Writing Your Memoirs: We all have an Interesting life story to tell!
Overview: In this course we will explore the genre of memoir. We will review the works of writers who have written about ordinary events in their lives which have inspired them in order to see that our own lives contain many meaningful experiences that will serve as inspiration for our own writing. Students will sample three varied techniques that will show them how to take their life experiences to create a memoir to record their events. Students will receive a packet of materials, samples, and other resources to help them continue with their project once they complete this class. Students will discuss classifying and organizing events and collecting artifacts and photos that will help them in their project. They will also be encouraged to discuss and reflect on the significance of remembered events and to keep a notebook of their thoughts and feelings. The instructor will share examples of memoir that she has taught and created in order in inspire the class. By the end of the session, students will have drafted an introduction and set of notes or outline to help them begin their Memoirs.
Topics covered include:
1. Defining a Memoir, compare and contrast with biography and autobiography
2. What is an epiphany? What is a significant event to you and why?
3. Using treasured objects as catalysts
4. Writing around a photo, or using illustration
5. Using favorite recipes or patterns to tell stories
6. Organizing events around:
a. Stages of life: infancy/childhood; adolescence/adulthood/family life/professional life
b. Major life events
c. Holidays and family/friend gatherings
d. Emblematic moments
e. Audience
Objectives/Outcomes: The student will demonstrate:
1. Oral and written language skills to create, clarify, and extend their personal understanding of what they experience through their senses through introspection and interaction with others.
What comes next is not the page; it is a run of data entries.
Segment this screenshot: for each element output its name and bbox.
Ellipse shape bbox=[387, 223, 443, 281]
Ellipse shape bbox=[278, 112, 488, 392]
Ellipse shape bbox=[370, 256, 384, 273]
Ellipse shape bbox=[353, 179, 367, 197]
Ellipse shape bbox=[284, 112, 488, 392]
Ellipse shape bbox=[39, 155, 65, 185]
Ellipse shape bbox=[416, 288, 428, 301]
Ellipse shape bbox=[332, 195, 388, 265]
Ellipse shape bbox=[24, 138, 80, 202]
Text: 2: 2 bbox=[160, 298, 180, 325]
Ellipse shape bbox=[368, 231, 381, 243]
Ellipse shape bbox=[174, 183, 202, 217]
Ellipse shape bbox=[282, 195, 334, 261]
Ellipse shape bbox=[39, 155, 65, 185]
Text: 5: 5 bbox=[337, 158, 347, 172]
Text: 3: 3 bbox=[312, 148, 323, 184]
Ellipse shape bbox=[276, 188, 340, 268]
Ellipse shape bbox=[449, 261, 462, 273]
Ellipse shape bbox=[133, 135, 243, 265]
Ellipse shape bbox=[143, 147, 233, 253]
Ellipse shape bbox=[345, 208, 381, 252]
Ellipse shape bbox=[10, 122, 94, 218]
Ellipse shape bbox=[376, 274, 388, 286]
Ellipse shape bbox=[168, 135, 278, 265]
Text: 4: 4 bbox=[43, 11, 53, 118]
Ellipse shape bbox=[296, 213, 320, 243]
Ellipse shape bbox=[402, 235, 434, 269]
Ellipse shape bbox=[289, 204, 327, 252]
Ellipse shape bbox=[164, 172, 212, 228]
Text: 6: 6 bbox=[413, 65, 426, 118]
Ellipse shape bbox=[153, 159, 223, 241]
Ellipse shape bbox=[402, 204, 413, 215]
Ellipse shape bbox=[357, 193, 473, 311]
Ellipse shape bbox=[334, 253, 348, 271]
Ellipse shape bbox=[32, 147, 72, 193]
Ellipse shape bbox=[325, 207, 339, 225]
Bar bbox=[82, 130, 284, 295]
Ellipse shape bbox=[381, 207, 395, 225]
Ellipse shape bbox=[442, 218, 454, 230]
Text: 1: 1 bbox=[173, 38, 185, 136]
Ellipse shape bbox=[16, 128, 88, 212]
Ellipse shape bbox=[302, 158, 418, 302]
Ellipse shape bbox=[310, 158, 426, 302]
2. Practice and apply basic investigative techniques to generating material for memoir , including the use of questions Who? What? When? Where? How? Why?
3. ability and confidence to use oral and written language to the needs of their audience
4. Interest in writing and reading as a means to understanding themselves
5. creation of Memoir to record and preserve emblematic moments in their lives
6. Knowledge to help them complete their project and continue their interest through possibly joining a writers group that specializes in Memoir writing.
Materials and techniques instructor will share with students include:
Books, excerpts poetry, essays include:
Marcel Proust, Remembrance of things Past
Truman Capote, A Christmas Memory
Barbara Pym, A Very Private Eye
Annie Dillard, Pilgrim at Tinker Creek
Joan Didion, On Keeping a Notebook
Gunda Davis, Pumpkin Soup and Shrapnel
Personal Memoir and Journals belonging to the author
Works by Laura Ingalls Wilder
The Journals of Sylvia Plath
The Autobiography of Benjamin Franklin
Works by Maya Angelou
Dolly Parton, Coat of Many Colors
Works by Tasha Tudor
Barbara Cooney, Hattie and the Wild Waves
Jean Little Little by Little
Robert Kimmel Smith The War with Grandpa
Works by Ray Bradbury
Works by Charlotte Bronte
Crescent Dragonwagon, Home Place
N. Scott Momaday, The Way to Rainy Mountain
The Diary of Anne Frank
Patricia MacLachlan, Sarah, Plain and Tall
Students will also receive a bibliography of these and other works helpful to their interest in Memoir. Above works will be prepared and excerpted, where necessary, by the Instructor.